What the hell is that?  If you look at him cross-eyed he disintegrates. Can’t function. And I don’t mean just a tear or two you dab away with a quick application of a corner of Kleenex.  No, no.  This is street-screamer crazy.  It starts with a quaver in his voice.  Then there’s the eye shift followed by the lip bite and the horridly long pause as he struggles to keep it together. Then total, estrogen-fueled, moon-pie implosion as words choke out in ragged squeaks and his hands wave around helplessly. Jesus god. It makes you want to dig a hole and die it’s so embarrassing. And this could be our President should something horrible happen that decapitated America’s top leadership?  That’s not so farfetched, either, given how screwed up everything is.  Wikileaks, as just one example, getting a digital download from an Army buck private, for godssake, of every intelligence secret we ever had short of our damn nuclear codes.  How the hell could we operate with a “commander in chief” who couldn’t be permitted to get two feet away from a “handkerchief”? 
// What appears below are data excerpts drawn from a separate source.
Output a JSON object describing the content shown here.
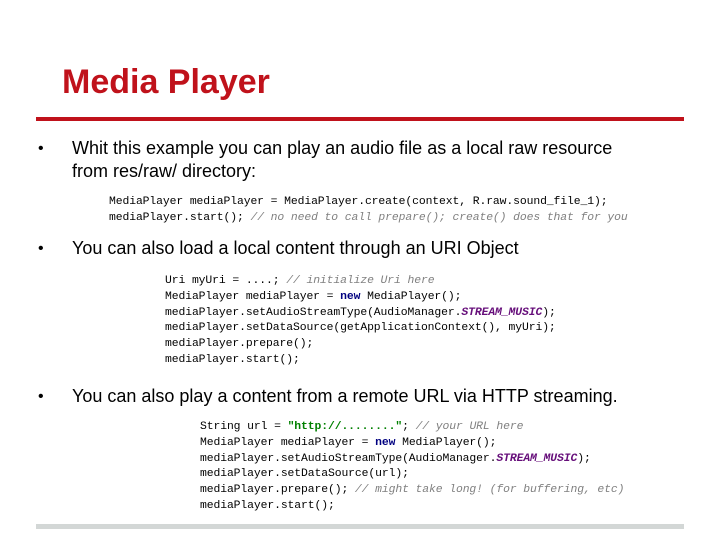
{
  "slide": {
    "title": "Media Player",
    "colors": {
      "title": "#c0121b",
      "rule": "#c0121b",
      "bottom_rule": "#d3d7d6",
      "comment": "#808080",
      "keyword": "#000080",
      "constant": "#660e7a",
      "string": "#008000"
    }
  },
  "bullets": [
    {
      "marker": "•",
      "lines": [
        "Whit this example you can play an audio file as a local raw resource",
        "from res/raw/ directory:"
      ],
      "code": [
        [
          {
            "t": "MediaPlayer mediaPlayer = MediaPlayer.create(context, R.raw.sound_file_1);",
            "k": "plain"
          }
        ],
        [
          {
            "t": "mediaPlayer.start(); ",
            "k": "plain"
          },
          {
            "t": "// no need to call prepare(); create() does that for you",
            "k": "comment"
          }
        ]
      ]
    },
    {
      "marker": "•",
      "lines": [
        "You can also load a local content through an URI Object"
      ],
      "code": [
        [
          {
            "t": "Uri myUri = ....; ",
            "k": "plain"
          },
          {
            "t": "// initialize Uri here",
            "k": "comment"
          }
        ],
        [
          {
            "t": "MediaPlayer mediaPlayer = ",
            "k": "plain"
          },
          {
            "t": "new",
            "k": "keyword"
          },
          {
            "t": " MediaPlayer();",
            "k": "plain"
          }
        ],
        [
          {
            "t": "mediaPlayer.setAudioStreamType(AudioManager.",
            "k": "plain"
          },
          {
            "t": "STREAM_MUSIC",
            "k": "constant"
          },
          {
            "t": ");",
            "k": "plain"
          }
        ],
        [
          {
            "t": "mediaPlayer.setDataSource(getApplicationContext(), myUri);",
            "k": "plain"
          }
        ],
        [
          {
            "t": "mediaPlayer.prepare();",
            "k": "plain"
          }
        ],
        [
          {
            "t": "mediaPlayer.start();",
            "k": "plain"
          }
        ]
      ]
    },
    {
      "marker": "•",
      "lines": [
        "You can also play a content from a remote URL via HTTP streaming."
      ],
      "code": [
        [
          {
            "t": "String url = ",
            "k": "plain"
          },
          {
            "t": "\"http://........\"",
            "k": "string"
          },
          {
            "t": "; ",
            "k": "plain"
          },
          {
            "t": "// your URL here",
            "k": "comment"
          }
        ],
        [
          {
            "t": "MediaPlayer mediaPlayer = ",
            "k": "plain"
          },
          {
            "t": "new",
            "k": "keyword"
          },
          {
            "t": " MediaPlayer();",
            "k": "plain"
          }
        ],
        [
          {
            "t": "mediaPlayer.setAudioStreamType(AudioManager.",
            "k": "plain"
          },
          {
            "t": "STREAM_MUSIC",
            "k": "constant"
          },
          {
            "t": ");",
            "k": "plain"
          }
        ],
        [
          {
            "t": "mediaPlayer.setDataSource(url);",
            "k": "plain"
          }
        ],
        [
          {
            "t": "mediaPlayer.prepare(); ",
            "k": "plain"
          },
          {
            "t": "// might take long! (for buffering, etc)",
            "k": "comment"
          }
        ],
        [
          {
            "t": "mediaPlayer.start();",
            "k": "plain"
          }
        ]
      ]
    }
  ]
}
Our Edmund Muskie on steroids says he no longer can even visit a school without having a meltdown, because he can’t handle “seeing all those little children pursuing the American Dream.” Gag me. You know what he can’t handle?  He can’t handle the fact that you can’t smoke in school. Even in the boys’ room. Not that he might not want to hang out in the boys’ room whether he’s smoking in there or not. I don’t know. I do know that John Boehner brings fresh intensity to the word, “phony.”  If he’s so concerned about kids in school running after the American Dream, then he might want to set an example for them so that they’re able to run by knocking off the kind of cigarette habit we haven’t seen since the late Marlboro man turned his lungs into charcoal deposits. It also might enhance Boehner’s believability to a degree if he stopped his addiction to buckets of “fat-cat cash” from Big Tobacco for a few minutes.

One final thing Mr. Boehner might do to get some of the shuck-and-jive off him; come clean on the tanning deal.  To this point he flatly denies that he’s a regular at the local Irradiation Cancer Salon.  Actually, it could be that he’s not.  Those things just turn you “uranium red” and make your skin flake off in sheets.  I don’t think you can achieve Boehner’s particular hue unless you run yourself through one of those Earl Scheib chambers that “spray” on the sham color. Either way, the bottom line is who does he think he’s fooling?  If he can’t just say, “Yes, to go along with my utterly phony concern for others I also fake a year-round tan,” what else is he willing to lie to us about?

So, here’s what I’m predicting, and you know I’m not often wrong sizing up this kind of thing:  I’m saying that when we all get a full dose of this stilted stiff…as god-awful synthetic, pretentious and counterfeit as she was, we’ll soon be chanting, “Bring back Nancy.” For Mr. Boehner not only drank the Kool Aid, he marinated in it.  And it was orange.